How to Double Your Writing Income!
You can increase your income from writing by using these tips!
Get Paid More Money for Your Writing
You can increase your earnings for almost every article or blog you write if you follow these easy tips!
If you’ve started writing online, or landed a coveted assignment to write a magazine or newspaper article, you may be able to convert it to a bigger assignment, or even an ongoing writing gig. Here's how you can expand the revenue potential of your writing:
Write a Sidebar: Sidebars are those small ‘extra’ pieces that often accompany a larger article. They’re generally featured in a shaded box to one side of the main piece.

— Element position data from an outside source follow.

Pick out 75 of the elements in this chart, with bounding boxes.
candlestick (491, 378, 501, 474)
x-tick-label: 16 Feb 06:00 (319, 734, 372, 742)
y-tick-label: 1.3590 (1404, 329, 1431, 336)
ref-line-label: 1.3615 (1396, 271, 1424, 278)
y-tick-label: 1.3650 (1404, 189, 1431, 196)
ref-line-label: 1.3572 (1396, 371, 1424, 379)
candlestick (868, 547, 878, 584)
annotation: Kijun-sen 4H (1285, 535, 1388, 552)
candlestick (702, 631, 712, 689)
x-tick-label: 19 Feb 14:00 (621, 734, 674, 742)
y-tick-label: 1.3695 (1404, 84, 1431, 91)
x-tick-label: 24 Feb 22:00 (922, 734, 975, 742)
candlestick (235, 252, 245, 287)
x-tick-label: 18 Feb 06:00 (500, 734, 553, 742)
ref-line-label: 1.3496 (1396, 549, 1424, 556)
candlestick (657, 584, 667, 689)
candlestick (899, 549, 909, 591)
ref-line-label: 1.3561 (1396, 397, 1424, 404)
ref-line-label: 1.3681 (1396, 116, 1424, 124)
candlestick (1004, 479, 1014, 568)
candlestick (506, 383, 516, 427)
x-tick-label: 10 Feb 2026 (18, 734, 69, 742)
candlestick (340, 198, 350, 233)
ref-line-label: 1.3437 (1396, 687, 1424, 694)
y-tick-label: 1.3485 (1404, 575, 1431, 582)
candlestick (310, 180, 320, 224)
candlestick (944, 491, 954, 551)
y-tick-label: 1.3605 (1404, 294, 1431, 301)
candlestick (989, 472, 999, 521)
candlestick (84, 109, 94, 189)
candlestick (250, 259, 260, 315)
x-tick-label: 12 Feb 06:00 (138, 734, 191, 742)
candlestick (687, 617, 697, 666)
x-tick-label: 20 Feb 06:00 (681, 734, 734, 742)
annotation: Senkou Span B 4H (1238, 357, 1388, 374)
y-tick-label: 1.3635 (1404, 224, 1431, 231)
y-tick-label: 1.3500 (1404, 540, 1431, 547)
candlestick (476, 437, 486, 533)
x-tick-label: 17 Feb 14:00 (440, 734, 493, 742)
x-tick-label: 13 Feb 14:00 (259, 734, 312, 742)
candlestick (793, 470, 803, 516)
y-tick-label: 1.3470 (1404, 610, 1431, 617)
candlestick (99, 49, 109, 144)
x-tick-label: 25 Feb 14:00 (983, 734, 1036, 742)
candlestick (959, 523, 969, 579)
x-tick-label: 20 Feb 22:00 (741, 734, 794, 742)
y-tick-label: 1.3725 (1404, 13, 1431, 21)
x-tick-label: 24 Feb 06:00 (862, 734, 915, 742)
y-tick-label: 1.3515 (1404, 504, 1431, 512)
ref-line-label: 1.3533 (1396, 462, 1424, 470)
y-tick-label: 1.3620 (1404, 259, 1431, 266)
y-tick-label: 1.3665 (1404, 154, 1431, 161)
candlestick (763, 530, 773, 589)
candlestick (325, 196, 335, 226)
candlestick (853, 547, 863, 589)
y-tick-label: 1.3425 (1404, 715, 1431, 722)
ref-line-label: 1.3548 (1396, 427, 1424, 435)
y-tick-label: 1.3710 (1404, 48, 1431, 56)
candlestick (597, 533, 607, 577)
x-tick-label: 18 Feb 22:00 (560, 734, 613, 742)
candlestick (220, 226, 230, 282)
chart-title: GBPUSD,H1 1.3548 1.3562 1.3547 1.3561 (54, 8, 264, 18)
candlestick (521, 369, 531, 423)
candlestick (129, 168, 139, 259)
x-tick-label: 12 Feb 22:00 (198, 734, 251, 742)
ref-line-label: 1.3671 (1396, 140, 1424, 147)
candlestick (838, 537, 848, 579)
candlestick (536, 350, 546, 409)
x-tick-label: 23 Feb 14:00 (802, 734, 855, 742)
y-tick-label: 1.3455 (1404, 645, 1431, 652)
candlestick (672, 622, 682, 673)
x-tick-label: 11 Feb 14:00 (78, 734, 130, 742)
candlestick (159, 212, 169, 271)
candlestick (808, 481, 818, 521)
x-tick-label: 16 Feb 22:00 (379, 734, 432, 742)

Just so you’ll know - the term ‘sidebar’ was borrowed from the legal field, and refers to those whispered conversations between lawyers and judges to the side of the bench.
If you're writing your own blog or website, simply add an extra piece that will increase the appeal of the page or site.
If you freelance for a site or publication, be sure you have a few ideas in mind when you offer to do the sidebar (don’t just ask the editor if you can write one). When you show the editor you can offer additional value or content, he or she may well go for it.
It’s extra work, so it should command extra pay, but a bit less than the main piece. If you’re going to get $150 for the an article, for example, you might expect $50 for a short sidebar that expands on some element of the original story. Articles can have more than one sidebar, too, by the way, so let your ideas flow.
Keep the topic alive from issue to issue
You Can Turn One Writing Assignment Into Several More Gigs
Suggest a series of articles: Editors are always hungry for content ideas. If you see more than one direction you can take a story, see whether it could become a series of at least three pieces. This will give you an ongoing temporary assignment for the negotiation time spent for only one of the pieces. Freelancers spend a lot of time just getting assignments; by turning one article assignment into a series of three or four stories, you in effect increase the amount you’re being paid for your time. Don’t forget to pitch sidebars during the series, so you’ll get even more mileage.
Create your own series! If you're a blogger or have your own website, think in terms of continuity. Scatter-shooting your ideas is like scatter-shooting your revenue - readers don't know what to expect when they land on your pages. Sure - some writers gain a following - but they're known for certain themes, such as food, humor, do-it-yourself tips, etc. Even if you're a generalist, you can create more impact by indexing your articles by topic, creating a series on one topic, or even branching out to create new websites (which can have unique looks). Go for it!
Develop an ongoing column: Websites and magazines need regular ‘departments’ about topics, such as technology, fashion, food, entertainment and others. Many newer sites or magazines are good sources for developing ongoing gigs. If you’re writing about a topic that has broad interest (such as dining out) but there’s no ongoing department yet, offer to write a regular column about that topic. You’ll have a regular writing gig, and will build clips quickly as you produce a weekly or monthly piece. If the editor likes the idea but says there’s not enough space or budget to go with a column in each issue, suggest every other week or month, or even quarterly, as a way to keep the topic in front of readers.
To show how your column can benefit the publication; suggest a few issues’ worth of ideas. If you’re writing for a magazine, gear the ideas to upcoming themes for each issue. For newspapers or other outlets, suggest ideas that have a seasonal appeal or otherwise fit the timeline of publications.
One caveat – if your publication brings you on as the education columnist (or whatever), there may not always be space for your pieces each month. Freelance work is never a sure thing until you get payment, so learn to budget your expenses accordingly.
Make more money through photos and sidebars
Other Ways to Earn Money From Writing
Pitch additional stories: We always uncover other story ideas when we research and write a piece. Keep notes on other interesting topics you come across and use the assignment to build your relationship with the editor by pitching additional stories for subsequent weeks or months.
Add photos: You are even more valuable to an editor if you can provide ‘art’ for your stories (photos, graphs or other visuals). Almost everyone has a decent digital camera these days. If you have to interview someone, take your camera and get interesting shots of them at work or in the environment or context of the story. You can also find and submit suggestions for art from Internet sources; as always, be certain there’s no watermark or copyright issue.
Note: If you take your own photos, you may or may not be paid for them, depending on the publication. Some publications pay additionally, but with others, writers are expected to turn in 'art' for no extra fee.This may not sound fair (and probably isn't), but that's how it is. The upsides, though, are that you'll raise your stock with the editor and you'll also have published photo credits to add to your portfolio.
Develop it into a hub or blog: If you’ve written a great story, but there’s no opportunity to take it further with a publication, consider adapting the idea to this site or to a blog. You’ll need to revise the content to avoid duplication, but since you’ve already researched the piece and produced a story, it will take you less time than developing a story from scratch.
These are just a few ways you can increase the revenue potential of a piece. Once you start thinking along these lines, you’ll come up with additional ideas to expand your income from writing.